The reason for my statement is that I would have expected the CB holders to insist that the option of taking the cash, or shares was theirs, and theirs alone, not that of the Issuer. The CB holders in 2017 effectively gave the “whip hand” to Hurricane and thus removed the threat of Hurricanes losing its assets should they not make the required interest payments, or fulfil their obligations at maturity. All Hurricane has to do is issue the 442,307,692 shares. The CB holders have no choice but to take the shares – they cannot demand US$230 million. Well done Hurricane!
Your comment about the conversion price is correct – but it only comes into effect if Hurricane were to issue further shares or take some further measure resulting in dilution of the shares the CB holders are to receive in July 2022. It is therefore currently irrelevant.
Given the paucity of information I wonder how you managed to derive the figures you have broadcast. Do tell.
dflynch,
"All Hurricane has to do is issue the 442,307,692 shares. The CB holders have no choice but to take the shares – they cannot demand US$230 million. Well done Hurricane!"
This is a ridiculous statement to make.
The point I was making in my last post is:
"although the number ofOrdinary Shares underlying the Convertible Bonds may change from time to time as the conversion pricewill be subject to adjustment pursuant to customary anti-dilution provisions dealing with, among otherthings, share consolidations, share splits, capital distributions, rights issues and bonus issues."
I don't need to say more.
You asked to be "corrected and educated", so I simply corrected your understanding of how conversions work, using the extract from HUR CB.
"Given the paucity of information I wonder how you managed to derive the figures you have broadcast. Do tell."
I assumed 20% discount to current share price to come to the figure. I'm sure you're able to derive the figures, estimates and assumptions from that using my stated figures.
Shift, thank you for your blah blah blah. You seem to have an agenda here. Probably sitting in a call centre ,boiler house. Working for the Bond holders to promote there agenda like the company board at present. Will wait and see as to how it plays out. Considering you are not invested in this company ,unlike me. Why the hell any shareholder should listen to your blah blah blah. Take a hike. My view is you are a being paid to put the drivel on the board or even worse you think that you are an arm chair expert, no money to make an investment.
Slift,
I appreciate the 2C resources, but they do not easily become 2P reserves. The PRMS definition of contingent resources is as follows:
"Those quantities of petroleum estimated, as of a given date, to be potentially recoverable from known accumulations by application of development projects, but which are not currently considered to be commercially recoverable owing to one or more contingencies."
The company has put forward their highest ranked option, the proposed P8 sidetrack.
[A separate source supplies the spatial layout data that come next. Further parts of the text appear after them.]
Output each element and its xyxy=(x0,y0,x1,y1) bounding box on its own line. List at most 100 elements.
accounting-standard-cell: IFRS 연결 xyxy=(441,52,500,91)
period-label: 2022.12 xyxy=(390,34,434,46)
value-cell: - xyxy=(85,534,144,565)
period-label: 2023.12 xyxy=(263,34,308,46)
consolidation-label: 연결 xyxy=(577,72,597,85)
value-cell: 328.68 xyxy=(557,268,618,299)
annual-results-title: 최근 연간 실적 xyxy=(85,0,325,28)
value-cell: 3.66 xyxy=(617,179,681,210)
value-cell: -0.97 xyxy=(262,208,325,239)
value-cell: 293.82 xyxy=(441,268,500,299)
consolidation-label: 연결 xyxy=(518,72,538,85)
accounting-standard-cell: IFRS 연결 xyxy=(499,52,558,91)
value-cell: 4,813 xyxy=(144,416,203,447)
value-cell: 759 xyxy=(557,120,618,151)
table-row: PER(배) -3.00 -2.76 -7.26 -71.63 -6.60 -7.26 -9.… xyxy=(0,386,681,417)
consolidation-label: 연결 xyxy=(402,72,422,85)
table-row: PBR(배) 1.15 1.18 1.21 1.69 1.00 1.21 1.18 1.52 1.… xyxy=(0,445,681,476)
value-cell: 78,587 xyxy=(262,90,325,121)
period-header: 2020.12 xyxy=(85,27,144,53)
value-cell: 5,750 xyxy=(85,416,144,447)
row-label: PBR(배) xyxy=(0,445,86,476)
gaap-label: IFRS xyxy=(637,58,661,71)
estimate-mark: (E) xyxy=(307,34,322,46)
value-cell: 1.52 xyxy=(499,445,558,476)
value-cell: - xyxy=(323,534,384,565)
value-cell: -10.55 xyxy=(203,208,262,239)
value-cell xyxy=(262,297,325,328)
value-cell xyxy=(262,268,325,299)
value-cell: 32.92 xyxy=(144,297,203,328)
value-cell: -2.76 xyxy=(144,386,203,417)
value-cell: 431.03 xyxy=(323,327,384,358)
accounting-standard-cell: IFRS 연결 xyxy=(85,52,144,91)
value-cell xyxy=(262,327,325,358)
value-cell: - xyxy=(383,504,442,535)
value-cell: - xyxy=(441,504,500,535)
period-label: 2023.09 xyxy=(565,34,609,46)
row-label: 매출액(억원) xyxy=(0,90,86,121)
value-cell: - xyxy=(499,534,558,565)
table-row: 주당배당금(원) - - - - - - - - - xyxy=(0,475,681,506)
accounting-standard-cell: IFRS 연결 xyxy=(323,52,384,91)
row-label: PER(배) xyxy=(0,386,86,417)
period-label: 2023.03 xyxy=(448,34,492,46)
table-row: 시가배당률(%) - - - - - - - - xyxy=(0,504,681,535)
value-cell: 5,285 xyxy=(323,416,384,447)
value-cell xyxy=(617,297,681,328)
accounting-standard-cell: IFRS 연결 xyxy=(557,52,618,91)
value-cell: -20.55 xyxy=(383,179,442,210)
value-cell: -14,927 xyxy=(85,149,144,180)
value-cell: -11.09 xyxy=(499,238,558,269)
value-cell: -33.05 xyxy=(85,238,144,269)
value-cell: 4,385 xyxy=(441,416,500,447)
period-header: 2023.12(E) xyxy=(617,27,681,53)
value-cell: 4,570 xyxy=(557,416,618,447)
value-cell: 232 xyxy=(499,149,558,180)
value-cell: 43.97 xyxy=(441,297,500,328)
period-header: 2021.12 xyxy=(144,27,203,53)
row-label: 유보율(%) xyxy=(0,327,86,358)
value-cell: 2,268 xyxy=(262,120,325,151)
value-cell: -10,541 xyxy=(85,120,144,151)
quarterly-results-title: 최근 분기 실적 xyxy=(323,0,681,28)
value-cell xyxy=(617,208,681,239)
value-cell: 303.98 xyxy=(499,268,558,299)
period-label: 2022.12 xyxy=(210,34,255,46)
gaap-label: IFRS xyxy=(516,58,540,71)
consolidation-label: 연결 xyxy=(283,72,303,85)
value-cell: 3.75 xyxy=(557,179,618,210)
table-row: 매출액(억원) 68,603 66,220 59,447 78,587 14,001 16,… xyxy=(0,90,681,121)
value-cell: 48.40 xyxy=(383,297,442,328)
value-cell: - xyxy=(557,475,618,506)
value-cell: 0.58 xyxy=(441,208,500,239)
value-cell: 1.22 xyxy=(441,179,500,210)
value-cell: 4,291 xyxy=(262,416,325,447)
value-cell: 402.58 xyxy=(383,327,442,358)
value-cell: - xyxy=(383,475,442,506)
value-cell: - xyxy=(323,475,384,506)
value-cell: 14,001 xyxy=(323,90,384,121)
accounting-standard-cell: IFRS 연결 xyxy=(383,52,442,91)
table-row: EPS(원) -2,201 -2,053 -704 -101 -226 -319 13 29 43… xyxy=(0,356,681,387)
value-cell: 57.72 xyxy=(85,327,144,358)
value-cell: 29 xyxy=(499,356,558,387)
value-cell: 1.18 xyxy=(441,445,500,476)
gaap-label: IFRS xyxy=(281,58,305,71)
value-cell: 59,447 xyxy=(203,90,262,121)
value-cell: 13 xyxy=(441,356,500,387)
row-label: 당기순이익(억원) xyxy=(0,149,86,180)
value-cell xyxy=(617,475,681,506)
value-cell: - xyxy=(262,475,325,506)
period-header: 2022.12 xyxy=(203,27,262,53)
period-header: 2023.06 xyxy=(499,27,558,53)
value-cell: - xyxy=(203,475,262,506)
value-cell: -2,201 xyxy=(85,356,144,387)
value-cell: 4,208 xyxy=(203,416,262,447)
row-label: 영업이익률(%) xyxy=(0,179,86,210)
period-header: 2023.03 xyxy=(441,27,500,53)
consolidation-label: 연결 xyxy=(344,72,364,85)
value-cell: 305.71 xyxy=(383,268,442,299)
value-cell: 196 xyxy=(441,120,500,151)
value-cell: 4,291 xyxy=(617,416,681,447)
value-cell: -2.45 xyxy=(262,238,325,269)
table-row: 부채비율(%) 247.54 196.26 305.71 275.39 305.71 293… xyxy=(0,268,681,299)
That well has 2C resources of 3.2 mmSTB, and the stakeholders could not be convinced to give it a go. This does not speak well for the remaining 2C resources on Lancaster. For Lincoln and Warwick Crest, all we know is that the exploration wells drilled so far tested at significantly lower rates and/or productivity indexes than the Lancaster wells. This does not inspire confidence in further investment on these fields.
My conclusion remains that it is very understandable how the risk-adjusted best option can be to do nothing.